INDIANAPOLIS (AP) — Longtime state Rep. Jerry Torr will not seek reelection next year to his central Indiana seat and will retire at the end of his current term after 28 years in the Indiana House, he announced Tuesday.

The Carmel Republican represents House District 39, which includes Carmel and southern Westfield in Hamilton County. He has served in the Indiana House since 1996 and is currently chair of the House Judiciary Committee.

Torr said in a news release that he plans to concentrate on his career in title insurance after his term ends next year and that he believes Indiana’s future remains bright.

“During my time as a state representative, we’ve made Indiana one of the most attractive places in the country to start and grow a business, and our local communities continue to reap the rewards through record growth in population, development and opportunity,” he said.
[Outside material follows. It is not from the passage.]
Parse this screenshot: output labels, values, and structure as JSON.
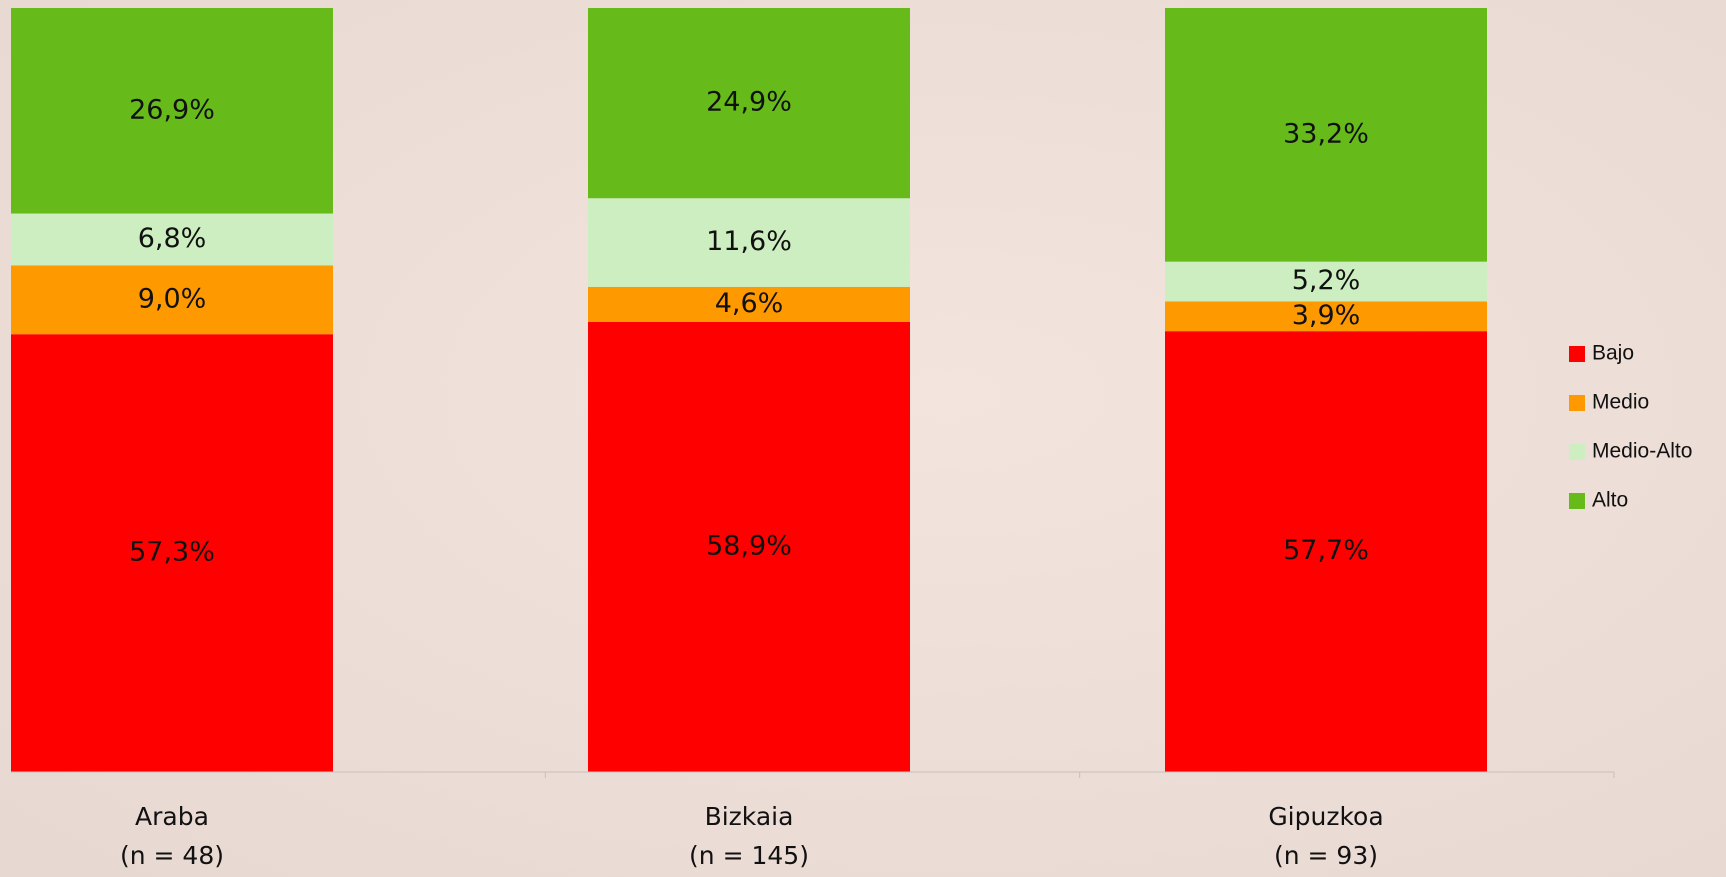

Torr’s district, once a safe Republican seat, has been increasingly competitive in recent years, The Indianapolis Star reported. In November 2022, Torr defeated Democratic challenger Matt McNally by nearly 5 percentage points. McNally has announced plans to run again.

Torr authored legislation in 2012 that made Indiana a so-called right-to-work state by banning unions from collecting mandatory fees from workers. In 2005, he sponsored legislation that moved all of Indiana’s 92 counties to daylight saving time for the first time since most of the state opted out under state and federal legislation passed in the early 1970s.